Multiple endocrine glands insufficiency due to langerhans cell histiocytosis (LCH): a case report
© Mai et al; licensee BioMed Central Ltd. 2015
Published: 28 April 2015
LCH is the rare disease involving clonal proliferation of Langerhans cells, abnormal cells deriving from bone marrow and capable of migrating from skin to lymph nodes. The clinical presentation of LCH may occur in multiple organs: bone, skin, lymph nodes or pituitary gland, but clinical presentation of LCH rarely occurs in multiple endocrine systems.

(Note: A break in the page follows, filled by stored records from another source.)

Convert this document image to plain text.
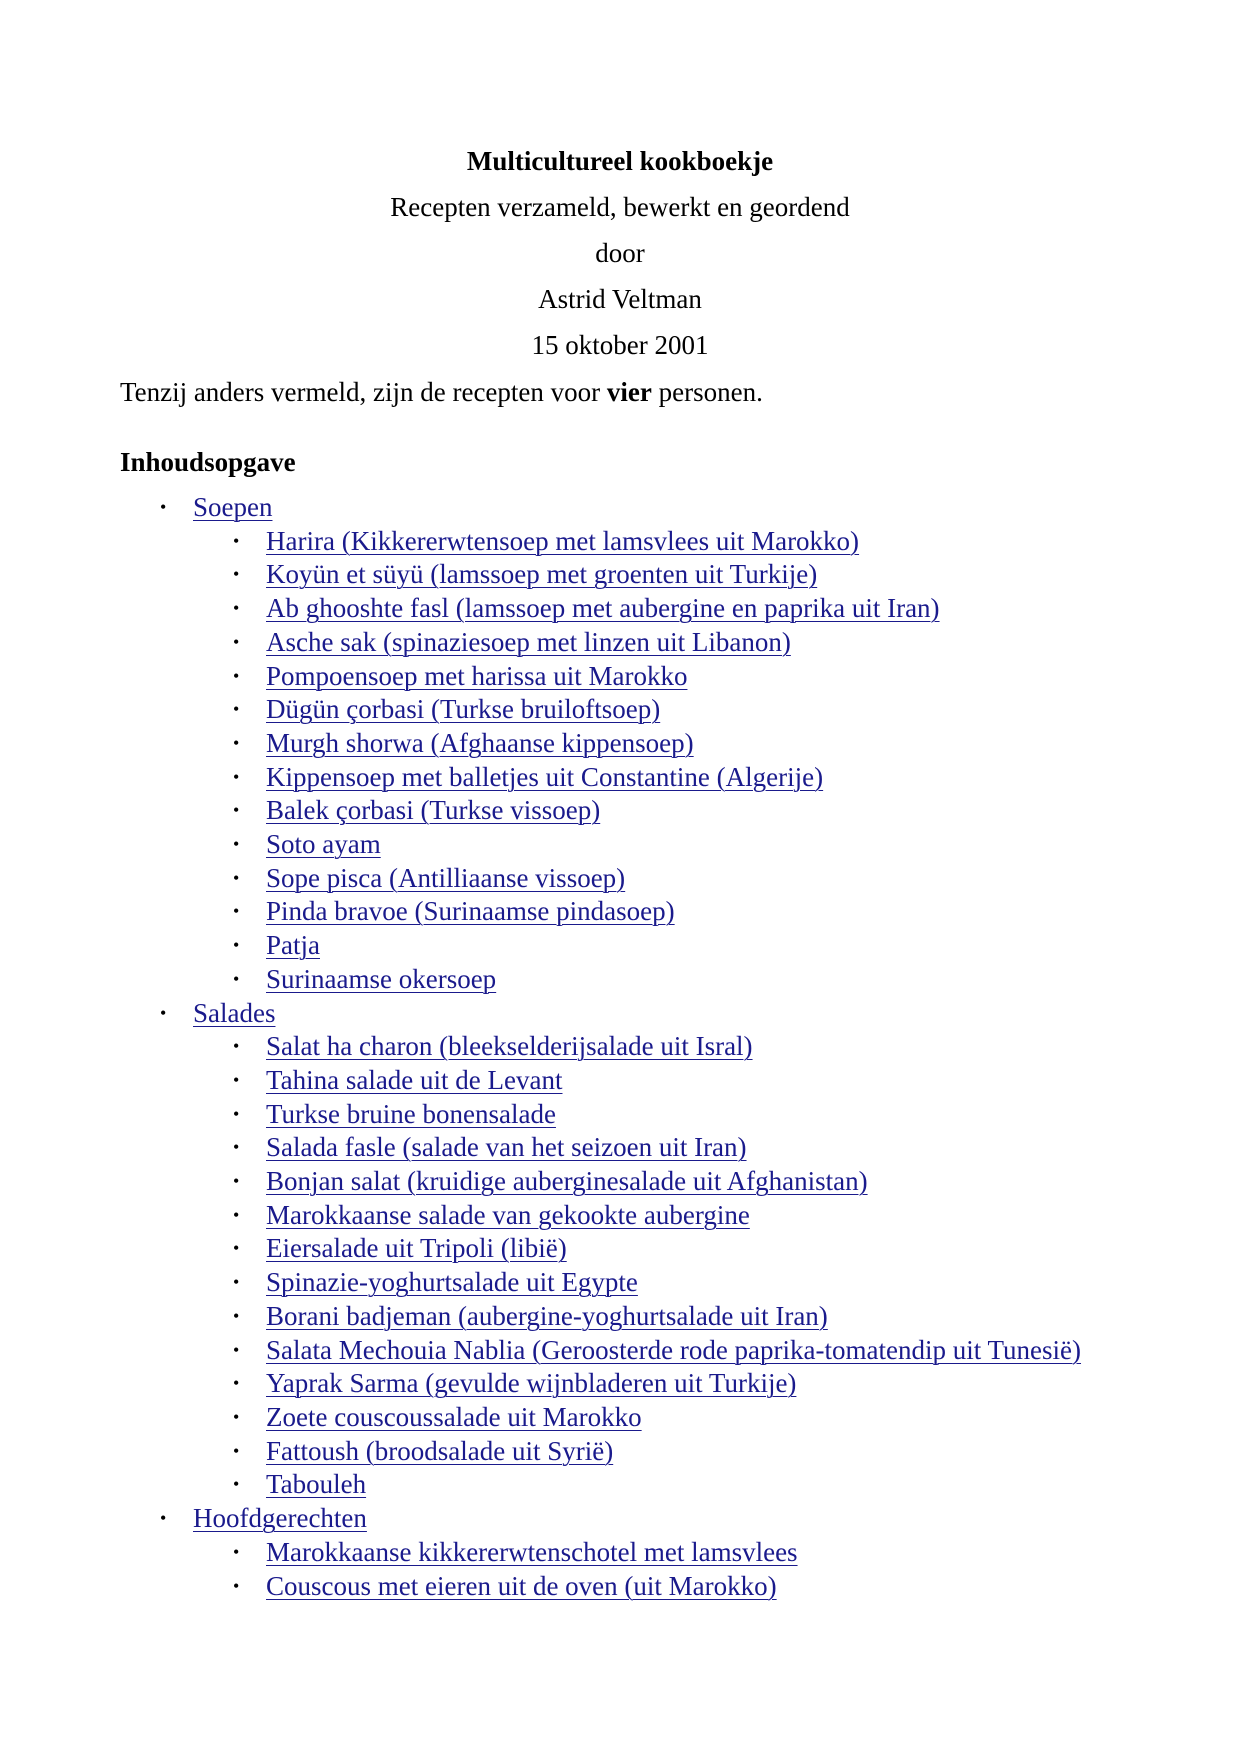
Multicultureel kookboekje
Recepten verzameld, bewerkt en geordend
door
Astrid Veltman
15 oktober 2001
Tenzij anders vermeld, zijn de recepten voor vier personen.
Inhoudsopgave
• Soepen
• Harira (Kikkererwtensoep met lamsvlees uit Marokko)
• Koyün et süyü (lamssoep met groenten uit Turkije)
• Ab ghooshte fasl (lamssoep met aubergine en paprika uit Iran)
• Asche sak (spinaziesoep met linzen uit Libanon)
• Pompoensoep met harissa uit Marokko
• Dügün çorbasi (Turkse bruiloftsoep)
• Murgh shorwa (Afghaanse kippensoep)
• Kippensoep met balletjes uit Constantine (Algerije)
• Balek çorbasi (Turkse vissoep)
• Soto ayam
• Sope pisca (Antilliaanse vissoep)
• Pinda bravoe (Surinaamse pindasoep)
• Patja
• Surinaamse okersoep
• Salades
• Salat ha charon (bleekselderijsalade uit Isral)
• Tahina salade uit de Levant
• Turkse bruine bonensalade
• Salada fasle (salade van het seizoen uit Iran)
• Bonjan salat (kruidige auberginesalade uit Afghanistan)
• Marokkaanse salade van gekookte aubergine
• Eiersalade uit Tripoli (libië)
• Spinazie-yoghurtsalade uit Egypte
• Borani badjeman (aubergine-yoghurtsalade uit Iran)
• Salata Mechouia Nablia (Geroosterde rode paprika-tomatendip uit Tunesië)
• Yaprak Sarma (gevulde wijnbladeren uit Turkije)
• Zoete couscoussalade uit Marokko
• Fattoush (broodsalade uit Syrië)
• Tabouleh
• Hoofdgerechten
• Marokkaanse kikkererwtenschotel met lamsvlees
• Couscous met eieren uit de oven (uit Marokko)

We presented a special case who was diagnosed with LCH and presentation of LCH occurred in multiple systems: pituitary gland, thyroid, adrenal gland.
A 11 years old girl was hospitalized for lump on the neck. Past history: one year ago, she was diagnosed with autoimmune polyendocrine syndromes and treated with hormone replacement (levothyroxine 3mcg/kg/day, desmopressin 4 mcg/kg/day, hydrocortisone 10 mcg/kg/day). Physical examination showed: she had a swollen lump on her neck, she had a temperature of 38° C. She had no polyuria, no polydipsia. Her height was 141cm (-0.29 SD); her weight was 37 kg; her BMI was 18.5 (50th – 70th) .She had normal growth velocity and normal pubertal development. Laboratory evaluation revealed : WBC : 10.3 × 109 /l ( normal range : 4×10 9 /l – 10 ×109 / l) ; CRP : 105.78 mg/l ( normal range : < 10 mg/l ); serum cortisol at 8 a.m : 16.3 nmol/l ( normal range : 200 – 600 nmol/l ); T3 : 1.8 nmol/l ( normal range : 1 – 3 nmol/l ), T4 : 135.9 nmol/l ( normal range : 50 – 150 nmol/l ), TSH : 0.002 mUI/ml ( normal range : 1 – 5 mUI/ml ); blood osmotic pressure : 279 moms/kg, urinary osmotic pressure : 127 mosm/kg; plasma glucose level and electrolyte were normal. An MRI of brain showed: thickened pituitary stalk. A biopsy of the lump on her neck showed: features of Langerhans Cell; skeletal and long bone radiograph showed no osteolytic lesion.
She was treated with hormone replacement and chemotherapy.